2014年に活動を始めたリーディングユニット「100グラード(ハングラ)」(渋谷亜也GM)の第4回公演「忘」が2018年2月3日、仙台市青葉区一番町のカフェ「キジトラ」で開かれました。伝えたい内容を持ち、自分ならではのスタイルで聴衆(市民)の前に立つ人自身がメディアにほかならないという理由で「100グラード」の活動に注目してきました。以下、その感想をまとめたメモです。文章を推敲することの意味など、未消化なポイントは今後の宿題です。

「リーディング」の厳密な定義は難しいのですが、ここでは「朗読」あるいは「朗読劇」と言い換えます。「100グラード」のリーディングは一人ないしは二人で朗読するスタイルです。基本的に音響は使わず、渋谷さんらが観客の前に立ち、台本を朗読しますが、楽器の演奏者と共演した例もあります。

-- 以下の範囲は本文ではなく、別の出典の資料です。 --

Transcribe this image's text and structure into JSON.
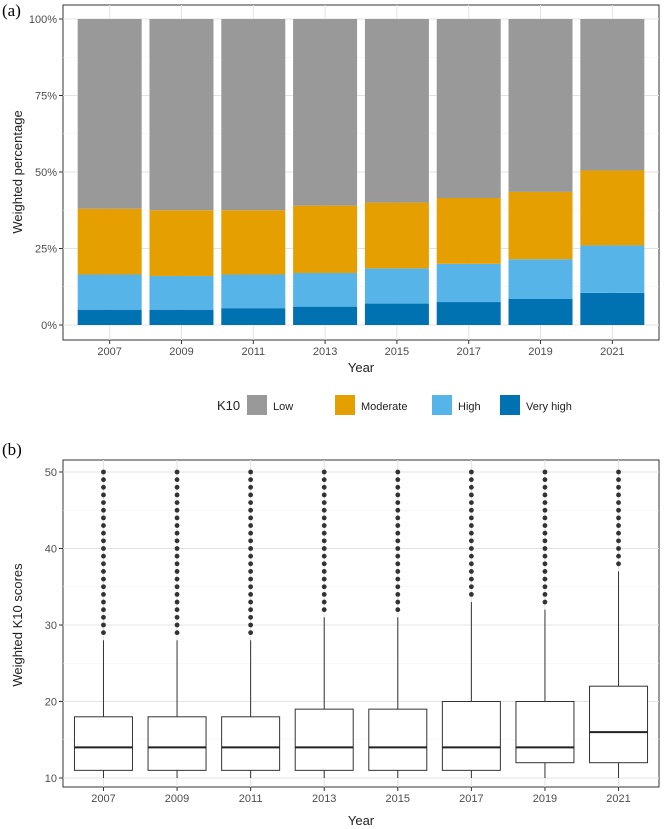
{
  "chart_data": [
    {
      "panel": "(a)",
      "type": "bar",
      "stacked": true,
      "xlabel": "Year",
      "ylabel": "Weighted percentage",
      "categories": [
        "2007",
        "2009",
        "2011",
        "2013",
        "2015",
        "2017",
        "2019",
        "2021"
      ],
      "ylim": [
        0,
        100
      ],
      "yticks": [
        "0%",
        "25%",
        "50%",
        "75%",
        "100%"
      ],
      "grid": true,
      "legend_position": "bottom",
      "legend_title": "K10",
      "series": [
        {
          "name": "Very high",
          "color": "#0072B2",
          "values": [
            5,
            5,
            5.5,
            6,
            7,
            7.5,
            8.5,
            10.5
          ]
        },
        {
          "name": "High",
          "color": "#56B4E9",
          "values": [
            11.5,
            11,
            11,
            11,
            11.5,
            12.5,
            13,
            15.5
          ]
        },
        {
          "name": "Moderate",
          "color": "#E69F00",
          "values": [
            21.5,
            21.5,
            21,
            22,
            21.5,
            21.5,
            22,
            24.5
          ]
        },
        {
          "name": "Low",
          "color": "#999999",
          "values": [
            62,
            62.5,
            62.5,
            61,
            60,
            58.5,
            56.5,
            49.5
          ]
        }
      ],
      "legend_order": [
        "Low",
        "Moderate",
        "High",
        "Very high"
      ]
    },
    {
      "panel": "(b)",
      "type": "boxplot",
      "xlabel": "Year",
      "ylabel": "Weighted K10 scores",
      "categories": [
        "2007",
        "2009",
        "2011",
        "2013",
        "2015",
        "2017",
        "2019",
        "2021"
      ],
      "ylim": [
        10,
        50
      ],
      "yticks": [
        "10",
        "20",
        "30",
        "40",
        "50"
      ],
      "grid": true,
      "boxes": [
        {
          "min": 10,
          "q1": 11,
          "median": 14,
          "q3": 18,
          "whisker_high": 28,
          "outliers_from": 29,
          "outliers_to": 50
        },
        {
          "min": 10,
          "q1": 11,
          "median": 14,
          "q3": 18,
          "whisker_high": 28,
          "outliers_from": 29,
          "outliers_to": 50
        },
        {
          "min": 10,
          "q1": 11,
          "median": 14,
          "q3": 18,
          "whisker_high": 28,
          "outliers_from": 29,
          "outliers_to": 50
        },
        {
          "min": 10,
          "q1": 11,
          "median": 14,
          "q3": 19,
          "whisker_high": 31,
          "outliers_from": 32,
          "outliers_to": 50
        },
        {
          "min": 10,
          "q1": 11,
          "median": 14,
          "q3": 19,
          "whisker_high": 31,
          "outliers_from": 32,
          "outliers_to": 50
        },
        {
          "min": 10,
          "q1": 11,
          "median": 14,
          "q3": 20,
          "whisker_high": 33,
          "outliers_from": 34,
          "outliers_to": 50
        },
        {
          "min": 10,
          "q1": 12,
          "median": 14,
          "q3": 20,
          "whisker_high": 32,
          "outliers_from": 33,
          "outliers_to": 50
        },
        {
          "min": 10,
          "q1": 12,
          "median": 16,
          "q3": 22,
          "whisker_high": 37,
          "outliers_from": 38,
          "outliers_to": 50
        }
      ]
    }
  ]
}
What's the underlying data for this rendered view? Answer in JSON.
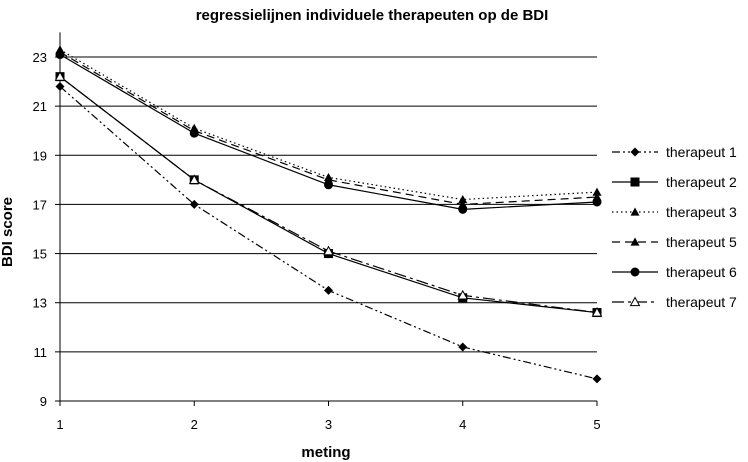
{
  "chart_data": {
    "type": "line",
    "title": "regressielijnen individuele therapeuten op de BDI",
    "xlabel": "meting",
    "ylabel": "BDI score",
    "x": [
      1,
      2,
      3,
      4,
      5
    ],
    "xlim": [
      1,
      5
    ],
    "ylim": [
      9,
      24
    ],
    "yticks": [
      9,
      11,
      13,
      15,
      17,
      19,
      21,
      23
    ],
    "xticks": [
      1,
      2,
      3,
      4,
      5
    ],
    "grid": "horizontal",
    "legend_position": "right",
    "series": [
      {
        "name": "therapeut 1",
        "marker": "diamond",
        "line": "dash-dot-dot",
        "values": [
          21.8,
          17.0,
          13.5,
          11.2,
          9.9
        ]
      },
      {
        "name": "therapeut 2",
        "marker": "square",
        "line": "solid",
        "values": [
          22.2,
          18.0,
          15.0,
          13.2,
          12.6
        ]
      },
      {
        "name": "therapeut 3",
        "marker": "triangle",
        "line": "dotted",
        "values": [
          23.3,
          20.1,
          18.1,
          17.2,
          17.5
        ]
      },
      {
        "name": "therapeut 5",
        "marker": "triangle",
        "line": "dashed",
        "values": [
          23.2,
          20.0,
          18.0,
          17.0,
          17.3
        ]
      },
      {
        "name": "therapeut 6",
        "marker": "circle",
        "line": "solid",
        "values": [
          23.1,
          19.9,
          17.8,
          16.8,
          17.1
        ]
      },
      {
        "name": "therapeut 7",
        "marker": "open-triangle",
        "line": "long-dash-dot",
        "values": [
          22.2,
          18.0,
          15.1,
          13.3,
          12.6
        ]
      }
    ]
  }
}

今回は渋谷さん一人による公演でした。「たねいもisロック」「ひつじさんのおうち」は渋谷さん自身が書いた文章です。「ぜつぼうの濁点」は絵本「ぜつぼうの濁点」(文・原田宗典、絵・柚木沙弥郎)から。ニュースサイトTOHOKU360に渋谷さん本人が通信員として書いた記事を朗読する「ニュースリーディング」も、新しい分野として注目されます。

朗読は「非日常と日常の間に、ふわふわした感じをゆったりと楽し」(渋谷さん)む世界です。朗読者の言葉に耳を傾けながら、話の流れを楽しみ、言葉の抑揚や響きに身をまかせます。一つの言葉にうっかり気を奪われると、前後の関係が分からなくなります。最初からやり直してもらうことは当然無理ですが、それもまたよし、でしょうか。

映画評でも知られる小説家、辻邦生さんが「私の映画手帖」(1988年)の中で、映画について「覗き孔(あな)から人生のスペクタクルを見」ると言っています。辻さんの言葉を勝手に拡大借用すると、「リーディング」は「覗き孔」ならぬ「聞き孔」を通して人生のスペクタクルを味わう機会-と考えればいいのかもしれません。